4. In a small bowl combine the glaze ingredients, chicken broth and 1/2 tablespoon cornstarch.
5. Heat oil on high in a wok or large frying pan. Add chicken and stir fry for 2 minutes. Add shrimp and continue stir frying for 1-2 minutes until shrimp barely turns pink. Add bamboo and mushrooms and stir fry keeping everything moving, about 60-90 seconds.
6. Create a well in the center of the pan by pulling the ingredients up on the sides of the wok. Give the sauce a quick stir to redistribute the cornstarch. Pour in the well a little at a time stirring as the glaze thickens.

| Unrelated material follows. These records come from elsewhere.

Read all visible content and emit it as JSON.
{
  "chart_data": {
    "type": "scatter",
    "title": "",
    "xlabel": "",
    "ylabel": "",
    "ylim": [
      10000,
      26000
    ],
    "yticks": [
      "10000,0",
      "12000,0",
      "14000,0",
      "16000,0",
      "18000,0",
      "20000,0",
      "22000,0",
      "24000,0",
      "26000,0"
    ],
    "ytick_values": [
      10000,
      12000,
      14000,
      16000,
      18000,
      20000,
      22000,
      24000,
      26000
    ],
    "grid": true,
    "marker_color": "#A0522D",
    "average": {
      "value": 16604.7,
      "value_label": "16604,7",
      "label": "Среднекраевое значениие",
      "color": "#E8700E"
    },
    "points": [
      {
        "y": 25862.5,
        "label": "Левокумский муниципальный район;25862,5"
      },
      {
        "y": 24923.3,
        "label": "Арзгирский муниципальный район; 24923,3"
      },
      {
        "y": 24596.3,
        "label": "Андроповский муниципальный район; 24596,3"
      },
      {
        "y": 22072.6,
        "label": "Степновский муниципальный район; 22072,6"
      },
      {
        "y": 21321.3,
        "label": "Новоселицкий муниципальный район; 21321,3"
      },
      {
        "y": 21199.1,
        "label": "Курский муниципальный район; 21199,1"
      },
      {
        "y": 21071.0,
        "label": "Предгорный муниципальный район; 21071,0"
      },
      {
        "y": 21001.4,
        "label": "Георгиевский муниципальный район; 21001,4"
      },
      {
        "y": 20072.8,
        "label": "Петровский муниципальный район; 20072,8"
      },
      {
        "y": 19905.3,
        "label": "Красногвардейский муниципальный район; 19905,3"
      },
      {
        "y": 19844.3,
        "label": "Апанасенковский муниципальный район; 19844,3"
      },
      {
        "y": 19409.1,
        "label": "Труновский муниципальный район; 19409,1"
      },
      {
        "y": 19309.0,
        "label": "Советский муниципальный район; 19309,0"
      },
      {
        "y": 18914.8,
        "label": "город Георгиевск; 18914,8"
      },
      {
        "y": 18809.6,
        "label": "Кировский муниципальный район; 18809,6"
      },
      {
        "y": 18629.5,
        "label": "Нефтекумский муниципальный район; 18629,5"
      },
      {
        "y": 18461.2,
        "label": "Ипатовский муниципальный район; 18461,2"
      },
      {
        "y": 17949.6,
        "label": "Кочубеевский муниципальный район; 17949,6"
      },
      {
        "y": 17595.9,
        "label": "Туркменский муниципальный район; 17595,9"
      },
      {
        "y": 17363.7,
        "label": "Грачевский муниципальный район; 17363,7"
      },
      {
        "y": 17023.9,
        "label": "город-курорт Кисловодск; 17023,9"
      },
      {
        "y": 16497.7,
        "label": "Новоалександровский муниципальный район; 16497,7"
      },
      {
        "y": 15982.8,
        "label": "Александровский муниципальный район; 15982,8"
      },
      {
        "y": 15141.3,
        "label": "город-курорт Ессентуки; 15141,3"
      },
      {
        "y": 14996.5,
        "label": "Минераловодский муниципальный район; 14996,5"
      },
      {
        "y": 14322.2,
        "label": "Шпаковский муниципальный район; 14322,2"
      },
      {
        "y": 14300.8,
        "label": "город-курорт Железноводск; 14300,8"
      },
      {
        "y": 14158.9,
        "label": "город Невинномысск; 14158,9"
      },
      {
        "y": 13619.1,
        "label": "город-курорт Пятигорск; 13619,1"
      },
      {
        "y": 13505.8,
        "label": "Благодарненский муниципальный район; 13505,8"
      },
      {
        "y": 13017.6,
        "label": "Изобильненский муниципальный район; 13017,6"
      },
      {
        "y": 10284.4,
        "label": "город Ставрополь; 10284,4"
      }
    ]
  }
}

Stir down the contents of the pan into sauce and combine.
7. Take off heat and pour on a platter. Serve immediately with hot cooked rice.
Dried Shitake Mushrooms—Find them in the Asian section at your grocer or at the Asian food store. They keep forever so buy a bag and store in a dry location.
Bamboo Shoots—Good bamboo shoots come in cans at the Asian food store. Buy the unsliced bamboo tips.
• Omit shrimp but use 1 1/2 lbs of chicken.
• Exchange dried mushrooms for fresh shitakes or other mushrooms.
• Exchange bamboo for sliced water chestnuts.
• Exchange mushrooms for bite size pieces of sweet pepper or carrot circles.